Dans un monde qui change vite, les entreprises se retrouvent empêtrées dans leurs stratégies. Un plan stratégique succède à  un autre qu’on n’a même pas mené à  son terme car le contexte ayant changé entre temps il n’est plus d’actualité. Le tout avec deux impacts majeurs, aussi négatifs l’un que l’autre : à  force d’être toujours au milieu du gué l’entreprise n’est jamais sur aucune des deux rives et les collaborateurs finissent par être perdus et démotivés devant cet enchainement de virages et l’impression que rien n’est jamais mené à  terme.

La stratégie n’est pas une destination mais un « enabler »

L’erreur est peut être de trop souvent considérer qu’une stratégie est ce qui mène d’un point A à  un point B. Si le point A est connu, le point B n’arrête pas de bouger ce qui fait que planifier son atteinte – ou prendre un an pour la planifier et 3 pour s’y rendre – fait souvent qu’on arrive à  l’endroit désiré mais qu’entre temps cet endroit n’est plus le bon. La destination relève de la tactique, la stratégie davantage de la manière dont on la choisit et pas de son choix.

Partant de là , une stratégie ne fixe donc plus une destination mais doit simplement rendre l’entreprise capable de changer de direction en permanence et de s’adapter, se reconfigurer en conséquence. Dans cette logique elle constitue un cadre, un « enabler » et sans décider du « où » ou du « quoi » rend possible n’importe quel « où » ou « quoi » futur.

Si Semco est une entreprise qui réussit et est souvent citée comme un modèle de pratiques managériales innovantes, certains sont très inconfortable avec le fait qu’elle se targue de ne pas avoir de stratégie. En fait, de mon point de vue, Semco a une stratégie : celle de toutes les rendre possibles et son plan stratégique est en fait décrit par ses principes managériaux et la « Semco Way« . Avec de telles fondations l’entreprise n’a pas besoin d’avoir de stratégie dans le sens traditionnel du terme, quelque chose qu’on établit, exécute et met à  jour le cas échéant. La stratégie se construit et s’exécute en tche de fond au quotidien, elle est une activité partagée, une activité de tous les jours et s’en trouve ainsi démystifiée, l’essentiel de l’énergie portant alors davantage sur l’exécution et l’action.

Des principes managériaux solides font office de stratégie permanente

On peut ainsi dire que Ricardo Semler a écrit une fois pour toutes la stratégies de son entreprise le jour où il a posé ces principes qui n’ont jamais été modifiés ou remis en cause au fil du temps.

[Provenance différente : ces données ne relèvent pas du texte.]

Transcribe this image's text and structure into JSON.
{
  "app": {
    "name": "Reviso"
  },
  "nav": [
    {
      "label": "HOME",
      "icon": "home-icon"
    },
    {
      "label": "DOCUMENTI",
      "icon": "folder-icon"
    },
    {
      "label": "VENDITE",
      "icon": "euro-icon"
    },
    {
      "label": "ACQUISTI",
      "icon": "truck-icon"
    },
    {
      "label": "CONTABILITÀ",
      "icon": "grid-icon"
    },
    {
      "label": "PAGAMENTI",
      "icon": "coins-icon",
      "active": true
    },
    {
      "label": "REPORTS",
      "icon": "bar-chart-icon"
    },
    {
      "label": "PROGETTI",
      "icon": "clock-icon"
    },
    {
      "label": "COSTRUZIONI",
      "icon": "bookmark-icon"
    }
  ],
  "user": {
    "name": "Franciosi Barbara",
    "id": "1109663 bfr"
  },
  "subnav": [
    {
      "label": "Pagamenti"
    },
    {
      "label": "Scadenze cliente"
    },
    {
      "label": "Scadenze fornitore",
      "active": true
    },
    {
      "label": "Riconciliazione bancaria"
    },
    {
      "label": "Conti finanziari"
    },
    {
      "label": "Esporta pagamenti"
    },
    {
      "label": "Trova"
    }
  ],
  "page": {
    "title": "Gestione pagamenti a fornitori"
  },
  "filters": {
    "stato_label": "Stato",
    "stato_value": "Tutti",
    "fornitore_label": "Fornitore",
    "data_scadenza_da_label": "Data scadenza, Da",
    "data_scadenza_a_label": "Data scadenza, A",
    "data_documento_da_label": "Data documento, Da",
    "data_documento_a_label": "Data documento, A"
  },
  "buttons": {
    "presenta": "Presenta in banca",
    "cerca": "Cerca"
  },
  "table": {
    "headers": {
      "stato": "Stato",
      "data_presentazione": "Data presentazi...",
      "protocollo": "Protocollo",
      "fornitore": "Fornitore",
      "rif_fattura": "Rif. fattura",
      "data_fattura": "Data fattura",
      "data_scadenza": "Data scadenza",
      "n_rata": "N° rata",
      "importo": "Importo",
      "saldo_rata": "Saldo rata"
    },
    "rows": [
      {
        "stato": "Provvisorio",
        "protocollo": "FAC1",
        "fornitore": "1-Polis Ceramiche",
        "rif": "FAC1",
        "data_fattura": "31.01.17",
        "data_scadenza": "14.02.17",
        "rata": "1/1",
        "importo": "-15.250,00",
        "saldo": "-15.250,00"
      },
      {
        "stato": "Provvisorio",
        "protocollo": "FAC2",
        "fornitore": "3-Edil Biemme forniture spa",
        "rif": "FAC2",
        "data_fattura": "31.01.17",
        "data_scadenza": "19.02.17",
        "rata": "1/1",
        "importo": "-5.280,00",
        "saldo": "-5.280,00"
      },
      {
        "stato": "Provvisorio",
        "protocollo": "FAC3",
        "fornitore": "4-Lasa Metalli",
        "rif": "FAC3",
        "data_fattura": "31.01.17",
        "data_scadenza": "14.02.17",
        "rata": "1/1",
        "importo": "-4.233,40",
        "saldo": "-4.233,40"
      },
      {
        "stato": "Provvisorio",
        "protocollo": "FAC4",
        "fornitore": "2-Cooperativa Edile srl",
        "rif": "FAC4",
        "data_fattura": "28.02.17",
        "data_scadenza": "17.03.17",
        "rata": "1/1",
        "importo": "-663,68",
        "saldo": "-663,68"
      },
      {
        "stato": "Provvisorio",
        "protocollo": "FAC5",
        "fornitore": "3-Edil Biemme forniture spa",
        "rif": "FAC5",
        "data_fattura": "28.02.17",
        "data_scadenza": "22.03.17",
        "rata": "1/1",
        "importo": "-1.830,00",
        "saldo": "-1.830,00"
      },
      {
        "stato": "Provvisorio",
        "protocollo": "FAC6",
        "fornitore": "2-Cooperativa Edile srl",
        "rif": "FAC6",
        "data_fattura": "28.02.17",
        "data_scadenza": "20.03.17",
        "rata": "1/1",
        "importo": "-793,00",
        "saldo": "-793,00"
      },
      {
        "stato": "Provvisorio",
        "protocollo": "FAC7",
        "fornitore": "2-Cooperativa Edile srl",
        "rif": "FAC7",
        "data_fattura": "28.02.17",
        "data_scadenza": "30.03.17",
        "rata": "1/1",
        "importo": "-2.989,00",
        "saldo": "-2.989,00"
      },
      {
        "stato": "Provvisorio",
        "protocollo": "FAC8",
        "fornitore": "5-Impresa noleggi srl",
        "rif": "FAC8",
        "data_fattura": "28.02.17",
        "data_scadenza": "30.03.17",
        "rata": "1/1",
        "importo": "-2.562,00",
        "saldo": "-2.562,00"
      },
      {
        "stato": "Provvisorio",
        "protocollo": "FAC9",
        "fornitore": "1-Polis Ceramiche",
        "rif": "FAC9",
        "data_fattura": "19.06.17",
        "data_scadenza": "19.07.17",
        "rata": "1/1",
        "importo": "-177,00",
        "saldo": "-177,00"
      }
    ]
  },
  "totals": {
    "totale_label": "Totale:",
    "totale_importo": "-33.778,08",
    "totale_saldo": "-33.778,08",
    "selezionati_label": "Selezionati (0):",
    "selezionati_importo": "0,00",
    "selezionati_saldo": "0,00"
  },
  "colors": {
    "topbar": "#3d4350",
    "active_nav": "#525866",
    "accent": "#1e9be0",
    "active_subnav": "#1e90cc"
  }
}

Dans le même ordre d’idée je me plais souvent à  revoir cette intervention de John Chambers (CISCO) devant les étudiants du MIT. Il y dévoile l’idée qui préside à  la mise en place de nouvelles formes d’organisation (même si, et on en parle moins souvent, le système n’aura pas aussi bien fonctionné qu’espéré ce qui aura permis de comprendre que des communautés sans but assigné et responsabilité ne vont pas de paire avec productivité et efficacité) était d’être en phase avec les transitions de marché pour en tirer le meilleur profit. En d’autres termes, dans un marché en évolution rapide, plutôt que prévoir il faut une structure souple permettant d’identifier les opportunités quand elles apparaissent et apporter une réponse (produit, organisation, business plan) dans les meilleurs délais.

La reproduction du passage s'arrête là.